Deborah Dean

Research Interests

My laboratory team is deciphering chlamydial disease pathogenesis using molecular biology, tissue modeling and engineering, nanotechnology, functional genomics and bioinformatics. Much of what we learn is being applied to drug discovery and vaccine development.

Research Summary

Tissue modeling and engineering: We are in the process of using primary human endometrial cell biopsies to develop an ex vivo glandular explant system to study the immunopathogenesis of C. trachomatis infections, which will more closely mirror what happens in vivo compared to knowledge that has been gained using only the mouse model of genital tract infections. Our studies may lead to novel data for rational vaccine development. In addition, we are interested in developing a synthetic tissue system for the same purposes. This model system will be extended to our studies of C. pneumoniae pulmonary infections.

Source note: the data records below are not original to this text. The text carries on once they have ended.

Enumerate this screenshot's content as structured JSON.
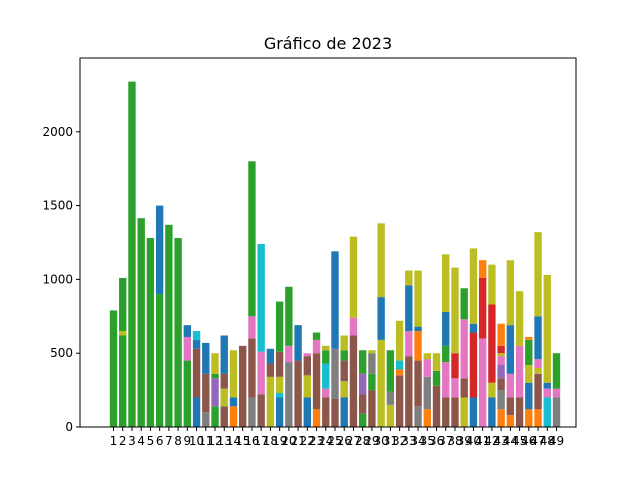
{
  "chart_data": {
    "type": "bar",
    "stacked": true,
    "title": "Gráfico de 2023",
    "xlabel": "",
    "ylabel": "",
    "ylim": [
      0,
      2500
    ],
    "yticks": [
      0,
      500,
      1000,
      1500,
      2000
    ],
    "grid": false,
    "legend": "none",
    "categories": [
      "1",
      "2",
      "3",
      "4",
      "5",
      "6",
      "7",
      "8",
      "9",
      "10",
      "11",
      "12",
      "13",
      "14",
      "15",
      "16",
      "17",
      "18",
      "19",
      "20",
      "21",
      "22",
      "23",
      "24",
      "25",
      "26",
      "27",
      "28",
      "29",
      "30",
      "31",
      "32",
      "33",
      "34",
      "35",
      "36",
      "37",
      "38",
      "39",
      "40",
      "41",
      "42",
      "43",
      "44",
      "45",
      "46",
      "47",
      "48",
      "49"
    ],
    "stacks": [
      [
        [
          790,
          "#2ca02c"
        ]
      ],
      [
        [
          620,
          "#2ca02c"
        ],
        [
          30,
          "#bcbd22"
        ],
        [
          360,
          "#2ca02c"
        ]
      ],
      [
        [
          2340,
          "#2ca02c"
        ]
      ],
      [
        [
          1415,
          "#2ca02c"
        ]
      ],
      [
        [
          1280,
          "#2ca02c"
        ]
      ],
      [
        [
          900,
          "#2ca02c"
        ],
        [
          600,
          "#1f77b4"
        ]
      ],
      [
        [
          1370,
          "#2ca02c"
        ]
      ],
      [
        [
          1280,
          "#2ca02c"
        ]
      ],
      [
        [
          450,
          "#2ca02c"
        ],
        [
          160,
          "#e377c2"
        ],
        [
          80,
          "#1f77b4"
        ]
      ],
      [
        [
          200,
          "#1f77b4"
        ],
        [
          330,
          "#8c564b"
        ],
        [
          60,
          "#1f77b4"
        ],
        [
          60,
          "#17becf"
        ]
      ],
      [
        [
          100,
          "#7f7f7f"
        ],
        [
          260,
          "#8c564b"
        ],
        [
          210,
          "#1f77b4"
        ]
      ],
      [
        [
          140,
          "#2ca02c"
        ],
        [
          190,
          "#9467bd"
        ],
        [
          30,
          "#2ca02c"
        ],
        [
          140,
          "#bcbd22"
        ]
      ],
      [
        [
          140,
          "#8c564b"
        ],
        [
          120,
          "#bcbd22"
        ],
        [
          100,
          "#8c564b"
        ],
        [
          260,
          "#1f77b4"
        ]
      ],
      [
        [
          140,
          "#ff7f0e"
        ],
        [
          60,
          "#1f77b4"
        ],
        [
          320,
          "#bcbd22"
        ]
      ],
      [
        [
          550,
          "#8c564b"
        ]
      ],
      [
        [
          200,
          "#7f7f7f"
        ],
        [
          400,
          "#8c564b"
        ],
        [
          150,
          "#e377c2"
        ],
        [
          1050,
          "#2ca02c"
        ]
      ],
      [
        [
          220,
          "#8c564b"
        ],
        [
          290,
          "#e377c2"
        ],
        [
          730,
          "#17becf"
        ]
      ],
      [
        [
          340,
          "#bcbd22"
        ],
        [
          90,
          "#8c564b"
        ],
        [
          100,
          "#1f77b4"
        ]
      ],
      [
        [
          200,
          "#1f77b4"
        ],
        [
          30,
          "#17becf"
        ],
        [
          110,
          "#bcbd22"
        ],
        [
          170,
          "#8c564b"
        ],
        [
          340,
          "#2ca02c"
        ]
      ],
      [
        [
          440,
          "#7f7f7f"
        ],
        [
          110,
          "#e377c2"
        ],
        [
          400,
          "#2ca02c"
        ]
      ],
      [
        [
          450,
          "#8c564b"
        ],
        [
          240,
          "#1f77b4"
        ]
      ],
      [
        [
          200,
          "#1f77b4"
        ],
        [
          150,
          "#bcbd22"
        ],
        [
          130,
          "#8c564b"
        ],
        [
          20,
          "#e377c2"
        ]
      ],
      [
        [
          120,
          "#ff7f0e"
        ],
        [
          380,
          "#8c564b"
        ],
        [
          90,
          "#e377c2"
        ],
        [
          50,
          "#2ca02c"
        ]
      ],
      [
        [
          200,
          "#8c564b"
        ],
        [
          60,
          "#e377c2"
        ],
        [
          170,
          "#17becf"
        ],
        [
          90,
          "#2ca02c"
        ],
        [
          30,
          "#bcbd22"
        ]
      ],
      [
        [
          190,
          "#8c564b"
        ],
        [
          340,
          "#7f7f7f"
        ],
        [
          660,
          "#1f77b4"
        ]
      ],
      [
        [
          200,
          "#1f77b4"
        ],
        [
          110,
          "#bcbd22"
        ],
        [
          140,
          "#8c564b"
        ],
        [
          70,
          "#2ca02c"
        ],
        [
          100,
          "#bcbd22"
        ]
      ],
      [
        [
          620,
          "#8c564b"
        ],
        [
          120,
          "#e377c2"
        ],
        [
          550,
          "#bcbd22"
        ]
      ],
      [
        [
          90,
          "#2ca02c"
        ],
        [
          130,
          "#8c564b"
        ],
        [
          140,
          "#9467bd"
        ],
        [
          160,
          "#2ca02c"
        ]
      ],
      [
        [
          250,
          "#8c564b"
        ],
        [
          110,
          "#2ca02c"
        ],
        [
          140,
          "#7f7f7f"
        ],
        [
          20,
          "#bcbd22"
        ]
      ],
      [
        [
          590,
          "#bcbd22"
        ],
        [
          290,
          "#1f77b4"
        ],
        [
          500,
          "#bcbd22"
        ]
      ],
      [
        [
          150,
          "#bcbd22"
        ],
        [
          90,
          "#7f7f7f"
        ],
        [
          280,
          "#2ca02c"
        ]
      ],
      [
        [
          350,
          "#8c564b"
        ],
        [
          40,
          "#ff7f0e"
        ],
        [
          60,
          "#17becf"
        ],
        [
          270,
          "#bcbd22"
        ]
      ],
      [
        [
          480,
          "#8c564b"
        ],
        [
          170,
          "#e377c2"
        ],
        [
          310,
          "#1f77b4"
        ],
        [
          100,
          "#bcbd22"
        ]
      ],
      [
        [
          140,
          "#7f7f7f"
        ],
        [
          310,
          "#8c564b"
        ],
        [
          200,
          "#ff7f0e"
        ],
        [
          30,
          "#1f77b4"
        ],
        [
          380,
          "#bcbd22"
        ]
      ],
      [
        [
          120,
          "#ff7f0e"
        ],
        [
          220,
          "#7f7f7f"
        ],
        [
          120,
          "#e377c2"
        ],
        [
          40,
          "#bcbd22"
        ]
      ],
      [
        [
          280,
          "#8c564b"
        ],
        [
          100,
          "#2ca02c"
        ],
        [
          120,
          "#bcbd22"
        ]
      ],
      [
        [
          200,
          "#8c564b"
        ],
        [
          240,
          "#e377c2"
        ],
        [
          110,
          "#2ca02c"
        ],
        [
          230,
          "#1f77b4"
        ],
        [
          390,
          "#bcbd22"
        ]
      ],
      [
        [
          200,
          "#8c564b"
        ],
        [
          130,
          "#e377c2"
        ],
        [
          170,
          "#d62728"
        ],
        [
          580,
          "#bcbd22"
        ]
      ],
      [
        [
          200,
          "#bcbd22"
        ],
        [
          130,
          "#8c564b"
        ],
        [
          400,
          "#e377c2"
        ],
        [
          210,
          "#2ca02c"
        ]
      ],
      [
        [
          200,
          "#1f77b4"
        ],
        [
          440,
          "#d62728"
        ],
        [
          60,
          "#1f77b4"
        ],
        [
          510,
          "#bcbd22"
        ]
      ],
      [
        [
          600,
          "#e377c2"
        ],
        [
          410,
          "#d62728"
        ],
        [
          120,
          "#ff7f0e"
        ]
      ],
      [
        [
          200,
          "#1f77b4"
        ],
        [
          100,
          "#bcbd22"
        ],
        [
          530,
          "#d62728"
        ],
        [
          270,
          "#bcbd22"
        ]
      ],
      [
        [
          120,
          "#ff7f0e"
        ],
        [
          130,
          "#7f7f7f"
        ],
        [
          80,
          "#8c564b"
        ],
        [
          90,
          "#9467bd"
        ],
        [
          60,
          "#e377c2"
        ],
        [
          20,
          "#bcbd22"
        ],
        [
          50,
          "#d62728"
        ],
        [
          150,
          "#ff7f0e"
        ]
      ],
      [
        [
          80,
          "#ff7f0e"
        ],
        [
          120,
          "#8c564b"
        ],
        [
          160,
          "#e377c2"
        ],
        [
          330,
          "#1f77b4"
        ],
        [
          440,
          "#bcbd22"
        ]
      ],
      [
        [
          200,
          "#8c564b"
        ],
        [
          350,
          "#e377c2"
        ],
        [
          370,
          "#bcbd22"
        ]
      ],
      [
        [
          120,
          "#ff7f0e"
        ],
        [
          180,
          "#1f77b4"
        ],
        [
          120,
          "#bcbd22"
        ],
        [
          170,
          "#2ca02c"
        ],
        [
          20,
          "#ff7f0e"
        ]
      ],
      [
        [
          120,
          "#ff7f0e"
        ],
        [
          240,
          "#8c564b"
        ],
        [
          40,
          "#bcbd22"
        ],
        [
          60,
          "#e377c2"
        ],
        [
          290,
          "#1f77b4"
        ],
        [
          570,
          "#bcbd22"
        ]
      ],
      [
        [
          200,
          "#17becf"
        ],
        [
          60,
          "#e377c2"
        ],
        [
          40,
          "#1f77b4"
        ],
        [
          730,
          "#bcbd22"
        ]
      ],
      [
        [
          200,
          "#7f7f7f"
        ],
        [
          60,
          "#e377c2"
        ],
        [
          240,
          "#2ca02c"
        ]
      ]
    ]
  }
}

Nanotechnology: We have been using SERS particles tagged with monoclonal antibodies (MAbs) to determine the efficacy of each in detecting immune mediators and infectious pathogens in human tissue. Eventually, we hope to be able to use SERS tagged particles to quantitate each immune mediator and pathogen via multiplexing of the particles in tissue sections. By combining novel nanotechnology with measures of humoral and cell mediated immune responses for different C. trachomatis infection and disease states, we will have a more complete understanding of the immunopathogenesis of these diseases that will aid in developing treatment strategies and an efficacious vaccine.

Functional genomics and Bioniformatics: We have a large ongoing research project to genome sequence multiple reference strains and recent clinical isolates of C. trachomatis from human populations and perform comparative genomics and function genomics based on our findings. These data will likely provide invaluable information about strain evolution, emergence of new strains and genes of interest for functional studies and vaccine design. Some of the questions we are addressing include:

1) What genetic determinants are linked to tissue tropism, virulence, disease outcome and persistence?

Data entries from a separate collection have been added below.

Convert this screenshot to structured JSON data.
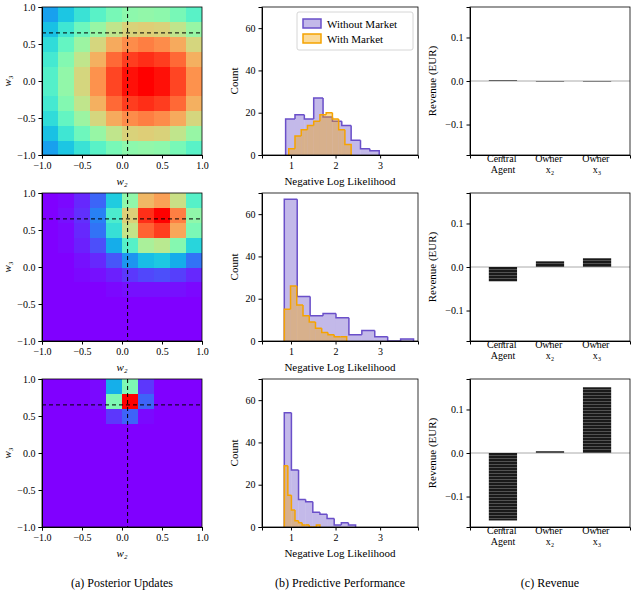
{
  "captions": [
    "(a) Posterior Updates",
    "(b) Predictive Performance",
    "(c) Revenue"
  ],
  "chart_data": [
    {
      "type": "heatmap",
      "x": [
        -0.9,
        -0.7,
        -0.5,
        -0.3,
        -0.1,
        0.1,
        0.3,
        0.5,
        0.7,
        0.9
      ],
      "y": [
        -0.9,
        -0.7,
        -0.5,
        -0.3,
        -0.1,
        0.1,
        0.3,
        0.5,
        0.7,
        0.9
      ],
      "z": [
        [
          0.22,
          0.29,
          0.36,
          0.42,
          0.48,
          0.52,
          0.53,
          0.52,
          0.48,
          0.42
        ],
        [
          0.28,
          0.37,
          0.46,
          0.54,
          0.62,
          0.67,
          0.68,
          0.67,
          0.62,
          0.54
        ],
        [
          0.34,
          0.44,
          0.55,
          0.66,
          0.75,
          0.8,
          0.82,
          0.8,
          0.75,
          0.66
        ],
        [
          0.38,
          0.5,
          0.62,
          0.74,
          0.85,
          0.91,
          0.93,
          0.91,
          0.85,
          0.74
        ],
        [
          0.41,
          0.53,
          0.66,
          0.79,
          0.9,
          0.97,
          0.99,
          0.97,
          0.9,
          0.79
        ],
        [
          0.41,
          0.53,
          0.66,
          0.79,
          0.9,
          0.97,
          0.99,
          0.97,
          0.9,
          0.79
        ],
        [
          0.38,
          0.5,
          0.62,
          0.74,
          0.85,
          0.91,
          0.93,
          0.91,
          0.85,
          0.74
        ],
        [
          0.34,
          0.44,
          0.55,
          0.66,
          0.75,
          0.8,
          0.82,
          0.8,
          0.75,
          0.66
        ],
        [
          0.28,
          0.37,
          0.46,
          0.54,
          0.62,
          0.67,
          0.68,
          0.67,
          0.62,
          0.54
        ],
        [
          0.22,
          0.29,
          0.36,
          0.42,
          0.48,
          0.52,
          0.53,
          0.52,
          0.48,
          0.42
        ]
      ],
      "vline": 0.07,
      "hline": 0.65,
      "xlim": [
        -1,
        1
      ],
      "ylim": [
        -1,
        1
      ],
      "xticks": [
        {
          "value": -1,
          "label": "−1.0"
        },
        {
          "value": -0.5,
          "label": "−0.5"
        },
        {
          "value": 0,
          "label": "0.0"
        },
        {
          "value": 0.5,
          "label": "0.5"
        },
        {
          "value": 1,
          "label": "1.0"
        }
      ],
      "yticks": [
        {
          "value": -1,
          "label": "−1.0"
        },
        {
          "value": -0.5,
          "label": "−0.5"
        },
        {
          "value": 0,
          "label": "0.0"
        },
        {
          "value": 0.5,
          "label": "0.5"
        },
        {
          "value": 1,
          "label": "1.0"
        }
      ],
      "xlabel": "w₂",
      "ylabel": "w₃"
    },
    {
      "type": "histogram",
      "series": [
        {
          "name": "Without Market",
          "color": "#6a4fc9",
          "bins": [
            0.88,
            1.09,
            1.3,
            1.51,
            1.72,
            1.93,
            2.14,
            2.35,
            2.56,
            2.77,
            2.98
          ],
          "counts": [
            17,
            19,
            17,
            27,
            18,
            16,
            14,
            7,
            3,
            2
          ]
        },
        {
          "name": "With Market",
          "color": "#f5a300",
          "bins": [
            0.95,
            1.09,
            1.23,
            1.37,
            1.51,
            1.65,
            1.79,
            1.93,
            2.07,
            2.21,
            2.35
          ],
          "counts": [
            3,
            9,
            12,
            14,
            16,
            19,
            20,
            17,
            12,
            5
          ]
        }
      ],
      "xlim": [
        0.35,
        3.85
      ],
      "ylim": [
        0,
        70
      ],
      "xticks": [
        1,
        2,
        3
      ],
      "yticks": [
        0,
        20,
        40,
        60
      ],
      "xlabel": "Negative Log Likelihood",
      "ylabel": "Count",
      "legend": "upper right"
    },
    {
      "type": "bar",
      "categories": [
        "Central Agent",
        "Owner x₂",
        "Owner x₃"
      ],
      "values": [
        0.002,
        -0.001,
        -0.001
      ],
      "color": "#1a1a1a",
      "ylim": [
        -0.17,
        0.17
      ],
      "yticks": [
        {
          "value": -0.1,
          "label": "−0.1"
        },
        {
          "value": 0,
          "label": "0.0"
        },
        {
          "value": 0.1,
          "label": "0.1"
        }
      ],
      "ylabel": "Revenue (EUR)"
    },
    {
      "type": "heatmap",
      "x": [
        -0.9,
        -0.7,
        -0.5,
        -0.3,
        -0.1,
        0.1,
        0.3,
        0.5,
        0.7,
        0.9
      ],
      "y": [
        -0.9,
        -0.7,
        -0.5,
        -0.3,
        -0.1,
        0.1,
        0.3,
        0.5,
        0.7,
        0.9
      ],
      "z": [
        [
          0,
          0,
          0,
          0,
          0,
          0,
          0,
          0,
          0,
          0
        ],
        [
          0,
          0,
          0,
          0,
          0,
          0,
          0,
          0,
          0,
          0
        ],
        [
          0,
          0,
          0,
          0,
          0,
          0,
          0,
          0,
          0,
          0
        ],
        [
          0,
          0,
          0,
          0,
          0.01,
          0.02,
          0.02,
          0.02,
          0.02,
          0.01
        ],
        [
          0,
          0,
          0.01,
          0.02,
          0.04,
          0.07,
          0.09,
          0.1,
          0.08,
          0.05
        ],
        [
          0,
          0,
          0.02,
          0.05,
          0.11,
          0.2,
          0.27,
          0.29,
          0.24,
          0.15
        ],
        [
          0,
          0.01,
          0.04,
          0.1,
          0.24,
          0.41,
          0.57,
          0.6,
          0.5,
          0.32
        ],
        [
          0,
          0.01,
          0.05,
          0.15,
          0.35,
          0.62,
          0.85,
          0.9,
          0.75,
          0.48
        ],
        [
          0,
          0.02,
          0.06,
          0.17,
          0.39,
          0.67,
          0.92,
          0.98,
          0.81,
          0.52
        ],
        [
          0,
          0.01,
          0.05,
          0.13,
          0.3,
          0.52,
          0.72,
          0.76,
          0.63,
          0.41
        ]
      ],
      "vline": 0.07,
      "hline": 0.65,
      "xlim": [
        -1,
        1
      ],
      "ylim": [
        -1,
        1
      ],
      "xticks": [
        {
          "value": -1,
          "label": "−1.0"
        },
        {
          "value": -0.5,
          "label": "−0.5"
        },
        {
          "value": 0,
          "label": "0.0"
        },
        {
          "value": 0.5,
          "label": "0.5"
        },
        {
          "value": 1,
          "label": "1.0"
        }
      ],
      "yticks": [
        {
          "value": -1,
          "label": "−1.0"
        },
        {
          "value": -0.5,
          "label": "−0.5"
        },
        {
          "value": 0,
          "label": "0.0"
        },
        {
          "value": 0.5,
          "label": "0.5"
        },
        {
          "value": 1,
          "label": "1.0"
        }
      ],
      "xlabel": "w₂",
      "ylabel": "w₃"
    },
    {
      "type": "histogram",
      "series": [
        {
          "color": "#6a4fc9",
          "bins": [
            0.85,
            1.14,
            1.43,
            1.72,
            2.01,
            2.3,
            2.59,
            2.88,
            3.17,
            3.46,
            3.75
          ],
          "counts": [
            67,
            21,
            12,
            13,
            11,
            3,
            5,
            2,
            0,
            1
          ]
        },
        {
          "color": "#f5a300",
          "bins": [
            0.85,
            0.99,
            1.13,
            1.27,
            1.41,
            1.55,
            1.69,
            1.83,
            1.97,
            2.11,
            2.25
          ],
          "counts": [
            15,
            26,
            17,
            12,
            9,
            6,
            4,
            3,
            2,
            2
          ]
        }
      ],
      "xlim": [
        0.35,
        3.85
      ],
      "ylim": [
        0,
        70
      ],
      "xticks": [
        1,
        2,
        3
      ],
      "yticks": [
        0,
        20,
        40,
        60
      ],
      "xlabel": "Negative Log Likelihood",
      "ylabel": "Count"
    },
    {
      "type": "bar",
      "categories": [
        "Central Agent",
        "Owner x₂",
        "Owner x₃"
      ],
      "values": [
        -0.033,
        0.013,
        0.02
      ],
      "color": "#1a1a1a",
      "ylim": [
        -0.17,
        0.17
      ],
      "yticks": [
        {
          "value": -0.1,
          "label": "−0.1"
        },
        {
          "value": 0,
          "label": "0.0"
        },
        {
          "value": 0.1,
          "label": "0.1"
        }
      ],
      "ylabel": "Revenue (EUR)"
    },
    {
      "type": "heatmap",
      "x": [
        -0.9,
        -0.7,
        -0.5,
        -0.3,
        -0.1,
        0.1,
        0.3,
        0.5,
        0.7,
        0.9
      ],
      "y": [
        -0.9,
        -0.7,
        -0.5,
        -0.3,
        -0.1,
        0.1,
        0.3,
        0.5,
        0.7,
        0.9
      ],
      "z": [
        [
          0,
          0,
          0,
          0,
          0,
          0,
          0,
          0,
          0,
          0
        ],
        [
          0,
          0,
          0,
          0,
          0,
          0,
          0,
          0,
          0,
          0
        ],
        [
          0,
          0,
          0,
          0,
          0,
          0,
          0,
          0,
          0,
          0
        ],
        [
          0,
          0,
          0,
          0,
          0,
          0,
          0,
          0,
          0,
          0
        ],
        [
          0,
          0,
          0,
          0,
          0,
          0,
          0,
          0,
          0,
          0
        ],
        [
          0,
          0,
          0,
          0,
          0,
          0,
          0,
          0,
          0,
          0
        ],
        [
          0,
          0,
          0,
          0,
          0,
          0,
          0,
          0,
          0,
          0
        ],
        [
          0,
          0,
          0,
          0,
          0.06,
          0.11,
          0.01,
          0,
          0,
          0
        ],
        [
          0,
          0,
          0,
          0.01,
          0.42,
          0.85,
          0.11,
          0,
          0,
          0
        ],
        [
          0,
          0,
          0,
          0.01,
          0.21,
          0.42,
          0.06,
          0,
          0,
          0
        ]
      ],
      "vline": 0.07,
      "hline": 0.65,
      "xlim": [
        -1,
        1
      ],
      "ylim": [
        -1,
        1
      ],
      "xticks": [
        {
          "value": -1,
          "label": "−1.0"
        },
        {
          "value": -0.5,
          "label": "−0.5"
        },
        {
          "value": 0,
          "label": "0.0"
        },
        {
          "value": 0.5,
          "label": "0.5"
        },
        {
          "value": 1,
          "label": "1.0"
        }
      ],
      "yticks": [
        {
          "value": -1,
          "label": "−1.0"
        },
        {
          "value": -0.5,
          "label": "−0.5"
        },
        {
          "value": 0,
          "label": "0.0"
        },
        {
          "value": 0.5,
          "label": "0.5"
        },
        {
          "value": 1,
          "label": "1.0"
        }
      ],
      "xlabel": "w₂",
      "ylabel": "w₃"
    },
    {
      "type": "histogram",
      "series": [
        {
          "color": "#6a4fc9",
          "bins": [
            0.85,
            1.01,
            1.17,
            1.33,
            1.49,
            1.65,
            1.81,
            1.97,
            2.13,
            2.29,
            2.45
          ],
          "counts": [
            54,
            27,
            13,
            12,
            7,
            6,
            4,
            1,
            2,
            1
          ]
        },
        {
          "color": "#f5a300",
          "bins": [
            0.85,
            0.93,
            1.01,
            1.09,
            1.17,
            1.25,
            1.33,
            1.41,
            1.49,
            1.57,
            1.65
          ],
          "counts": [
            29,
            15,
            8,
            3,
            2,
            1,
            1,
            0,
            0,
            1
          ]
        }
      ],
      "xlim": [
        0.35,
        3.85
      ],
      "ylim": [
        0,
        70
      ],
      "xticks": [
        1,
        2,
        3
      ],
      "yticks": [
        0,
        20,
        40,
        60
      ],
      "xlabel": "Negative Log Likelihood",
      "ylabel": "Count"
    },
    {
      "type": "bar",
      "categories": [
        "Central Agent",
        "Owner x₂",
        "Owner x₃"
      ],
      "values": [
        -0.155,
        0.004,
        0.151
      ],
      "color": "#1a1a1a",
      "ylim": [
        -0.17,
        0.17
      ],
      "yticks": [
        {
          "value": -0.1,
          "label": "−0.1"
        },
        {
          "value": 0,
          "label": "0.0"
        },
        {
          "value": 0.1,
          "label": "0.1"
        }
      ],
      "ylabel": "Revenue (EUR)"
    }
  ]
}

2) Is the evidence for intra-species genetic exchange, as observed in our recent analysis of ompA and omcB for C. trachomatis, C. pneumoniae, and C. psittaci, linked to shifts in tissue tropism or pathogenicity for C. trachomatis? 3) Is C. trachomatis acquiring virulence genes from other chlamydial species?

4) Does genetic differentiation of reference strains and clinical strains from different time points suggest the mechanism of evolution of this pathogen and predict strain types that will arise over time?

Selected Publications

Dean D, Suchland R, and Stamm W. Apparent long-term persistence of Chlamydia trachomatis cervical infections - analysis by omp1 genotyping. J Infect Dis 2000; 182:909-16.

Millman K, Black CM, Johnson R, Stamm WE, Jones R, Hook E, Martin D, Bolan G, Tavaré S, and Dean D. Population-based Genetic and Evolutionary Analysis of Chlamydia trachomatis Urogenital Strain Variation in the United States. J Bacteriol 2004;186:2457-65.

Johnston SC, Zhang H, Messina LM, Lawton MT and Dean D. Burden of Chlamydia pneumoniae Infection in Carotid Arteries is Associated with Up Regulation of Plaque IL-6 and Elevated Serum Levels of C-Reactive Protein. Arterioscler, Thromb Vasc Biol 2005;25:2648-53.

Atik B, Thanh TTK, Luong VQ , Lagree S, and Dean D. Impact of Annual Targeted Treatment on Infectious Trachoma and Susceptibility to Reinfection. JAMA 2006; 296:1488-97.

Gomes JP, Bruno WJ, Nunes A, Santos N, Florindo C, Borrego MJ, and Dean D. Evolution of Chlamydia trachomatis Diversity Occurs by Widespread Interstrain Recombination Involving Hotspots. Genome Research 2006; Nov. 7 Online in advance of print.